School of coal engineering, Shanxi Datong University, Datong, Shanxi, China.
PLoS One. 2020 Jul 15;15(7):e0234071. doi: 10.1371/journal.pone.0234071. eCollection 2020.
The objective is to study the design method of roadway support and provide technical support for coal mining and other mining methods that need deep roadway excavation. Through literature review, the occurrence, development mechanism and influencing factors of surrounding loose rock zones of roadways are analyzed. A method of detecting is selected according to the characteristics of surrounding rock loosening. Knowledge of elastoplastic mechanics is used to theoretically study the failure mechanism of surrounding rock in deep re-mining roadways. Based on the artificial neural network prediction model (ANN), the surrounding rock is classified and a support network model of the decision system is constructed. After the design of roadway support, a sharp change of vault subsidence normally occurs within about 7 days after excavation, and the total subsidence is 14 mm.
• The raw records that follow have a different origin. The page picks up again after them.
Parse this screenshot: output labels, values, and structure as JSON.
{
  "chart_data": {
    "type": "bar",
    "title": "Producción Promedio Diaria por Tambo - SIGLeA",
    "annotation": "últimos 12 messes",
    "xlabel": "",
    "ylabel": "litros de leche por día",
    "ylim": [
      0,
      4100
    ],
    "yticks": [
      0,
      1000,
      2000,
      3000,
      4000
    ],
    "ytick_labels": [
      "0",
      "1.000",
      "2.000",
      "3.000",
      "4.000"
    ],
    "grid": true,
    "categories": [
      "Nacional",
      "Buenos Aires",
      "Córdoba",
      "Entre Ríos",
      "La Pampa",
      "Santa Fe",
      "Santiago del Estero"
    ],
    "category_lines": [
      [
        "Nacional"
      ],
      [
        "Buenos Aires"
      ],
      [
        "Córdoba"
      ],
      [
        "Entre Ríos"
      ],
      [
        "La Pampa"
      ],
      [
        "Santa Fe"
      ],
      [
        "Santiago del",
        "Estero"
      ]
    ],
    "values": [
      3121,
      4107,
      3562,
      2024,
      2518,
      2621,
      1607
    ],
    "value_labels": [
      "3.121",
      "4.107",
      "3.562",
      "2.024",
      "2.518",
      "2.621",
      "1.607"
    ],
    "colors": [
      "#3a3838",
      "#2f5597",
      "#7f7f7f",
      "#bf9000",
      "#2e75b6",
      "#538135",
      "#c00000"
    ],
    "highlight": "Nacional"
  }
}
In the following month, deformation is slow, subsidence is small, and it is basically stable after one month. The curve of the vault subsidence rate shows that the vault subsidence rate is less than or equal to 1mm/d after 7 days. The convergence rate is also less than 1 mm/d after 7 days. There are two cave mouths AB and CD, and the convergence value of AB is 6.47mm, CD is 10.26mm: CD is slightly larger than AB, and it is close to stable one month later. It is essentially consistent with the time of vault settlement and stability, and the amount of deformation is approximately the same. This shows that, with the advance of the working face, the displacement of the surrounding rock in the section away from the working face will gradually decrease and the surrounding rock will be stable. The stability time of surrounding rock displacement of the portal section is the same as that of vault subsidence under the initial support, and the amount of deformation is approximately the same, indicating that the support parameters and construction methods are reasonable.
目的是研究巷道支护的设计方法,为需要深巷挖掘的采煤和其他采矿方法提供技术支持。通过文献回顾,分析了巷道围岩松动区的发生、发展机制和影响因素。根据围岩松动的特点,选择了一种检测方法。利用弹塑性力学知识,从理论上研究了深部再采巷道围岩的破坏机制。基于人工神经网络预测模型(ANN),对围岩进行分类,并构建决策系统的支护网络模型。进行巷道支护设计后,在开挖后约 7 天内,拱顶沉降通常会发生急剧变化,总沉降为 14 毫米。在接下来的一个月里,变形缓慢,沉降较小,一个月后基本稳定。拱顶沉降率曲线表明,7 天后拱顶沉降率小于或等于 1mm/d,收敛率也小于 1mm/d。有两个洞口 AB 和 CD,AB 的收敛值为 6.47mm,CD 为 10.26mm:CD 略大于 AB,一个月后接近稳定。它与拱顶沉降和稳定的时间基本一致,变形量大致相同。这表明,随着工作面的推进,远离工作面的围岩位移会逐渐减小,围岩会稳定。洞口段围岩位移的稳定时间与初始支护下拱顶沉降的时间相同,变形量大致相同,表明支护参数和施工方法合理。